Last updated:
ID:
135151
Start date:
5 December 2023
Project status:
Current
Principal investigator:
Ms Najiba Toron
Lead institution:
University College London, Great Britain

The World Health Organisation has previously announced a significant piece of research outcome: 13% of the global burden of disease comprises of mental health problems and 25% of the population experiences a minimum of one mental health problem episode during their course. What is even more significant is that, to date, there are no identified bio-markers that can be used for the diagnosis of mental health disorders; and treatment plans don’t work successfully for the majority of patients, and/or cause severe adverse effects.

In the next 5 years, we propose to address the problem of mental health disorder analysis, and aid the implementation of a precision medicine framework which offers personalised treatment choices to increase the success rate of treatment. For that, we plan to make simultaneous use of multiple sources of information: ii) neuroimaging data ii) clinical/behavioural data (e.g. socio-demographics, lifestyle, family history, physical measures, cognitive function, health outcomes).

The first step of our approach would involve the discovery of associations between these different sources of information. For example, we may uncover some specific regions of the brain are highly associated with the joint factors of socio-demographics and family history of mental health diseases. After identifying these patterns, the second step would involve making use of them for the identification of patients at risk. For example, subjects whose data don’t follow the extracted relationship between the brain and socio-demographics & family history, can be flagged as carrying a risk of developing a disorder.

As we expect to extract multiple brain-behaviour associations/relations, patients can be clustered into different categories depending on which associations they are identified as “at risk” at. In other words, we aim to determine different types of risk factors for patients according to multiple aspects of mental health, so as to provide guidelines for specialised treatment.

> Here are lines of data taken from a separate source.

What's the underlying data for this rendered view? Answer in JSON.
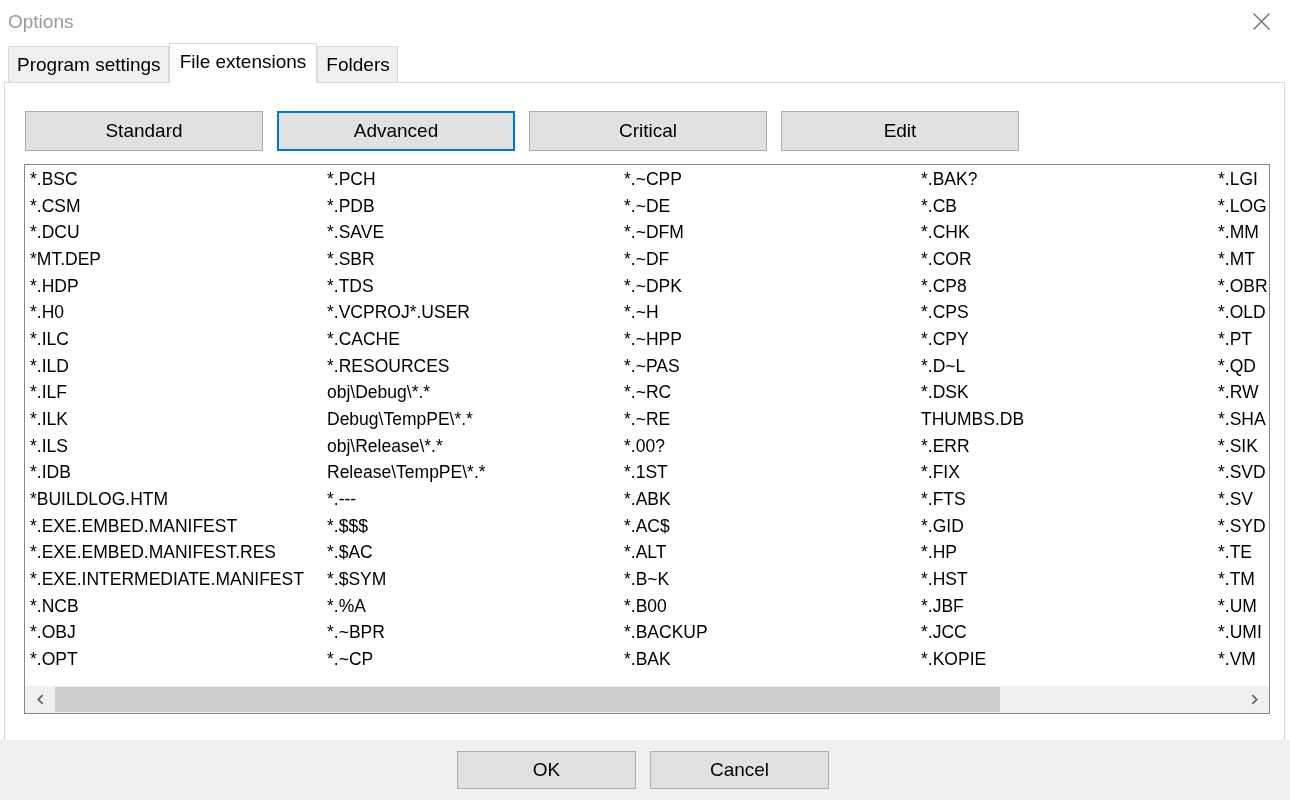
{
  "window": {
    "title": "Options"
  },
  "tabs": [
    {
      "label": "Program settings",
      "selected": false
    },
    {
      "label": "File extensions",
      "selected": true
    },
    {
      "label": "Folders",
      "selected": false
    }
  ],
  "category_buttons": [
    {
      "label": "Standard",
      "selected": false
    },
    {
      "label": "Advanced",
      "selected": true
    },
    {
      "label": "Critical",
      "selected": false
    },
    {
      "label": "Edit",
      "selected": false
    }
  ],
  "extension_list": {
    "columns": [
      [
        "*.BSC",
        "*.CSM",
        "*.DCU",
        "*MT.DEP",
        "*.HDP",
        "*.H0",
        "*.ILC",
        "*.ILD",
        "*.ILF",
        "*.ILK",
        "*.ILS",
        "*.IDB",
        "*BUILDLOG.HTM",
        "*.EXE.EMBED.MANIFEST",
        "*.EXE.EMBED.MANIFEST.RES",
        "*.EXE.INTERMEDIATE.MANIFEST",
        "*.NCB",
        "*.OBJ",
        "*.OPT"
      ],
      [
        "*.PCH",
        "*.PDB",
        "*.SAVE",
        "*.SBR",
        "*.TDS",
        "*.VCPROJ*.USER",
        "*.CACHE",
        "*.RESOURCES",
        "obj\\Debug\\*.*",
        "Debug\\TempPE\\*.*",
        "obj\\Release\\*.*",
        "Release\\TempPE\\*.*",
        "*.---",
        "*.$$$",
        "*.$AC",
        "*.$SYM",
        "*.%A",
        "*.~BPR",
        "*.~CP"
      ],
      [
        "*.~CPP",
        "*.~DE",
        "*.~DFM",
        "*.~DF",
        "*.~DPK",
        "*.~H",
        "*.~HPP",
        "*.~PAS",
        "*.~RC",
        "*.~RE",
        "*.00?",
        "*.1ST",
        "*.ABK",
        "*.AC$",
        "*.ALT",
        "*.B~K",
        "*.B00",
        "*.BACKUP",
        "*.BAK"
      ],
      [
        "*.BAK?",
        "*.CB",
        "*.CHK",
        "*.COR",
        "*.CP8",
        "*.CPS",
        "*.CPY",
        "*.D~L",
        "*.DSK",
        "THUMBS.DB",
        "*.ERR",
        "*.FIX",
        "*.FTS",
        "*.GID",
        "*.HP",
        "*.HST",
        "*.JBF",
        "*.JCC",
        "*.KOPIE"
      ],
      [
        "*.LGI",
        "*.LOG",
        "*.MM",
        "*.MT",
        "*.OBR",
        "*.OLD",
        "*.PT",
        "*.QD",
        "*.RW",
        "*.SHA",
        "*.SIK",
        "*.SVD",
        "*.SV",
        "*.SYD",
        "*.TE",
        "*.TM",
        "*.UM",
        "*.UMI",
        "*.VM"
      ]
    ]
  },
  "dialog_buttons": [
    "OK",
    "Cancel"
  ]
}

While implementing our approach, in addition to the established traditional machine learning methods, we aim to utilise state-of-the-art deep learning (DL) algorithms. The comprehensive data collected from an extensive number of participants in the UK Biobank data set will therefore provide a means to accomplish our goal of implementing intelligent, novel and innovative DL approaches, which is not possible using smaller sized data sets in the field.

The practical outcomes of our inter-disciplinary research is anticipated to highly benefit the neuroscience and psychiatry communities, while the theoretical novelties would contribute to the computer science and machine learning fields.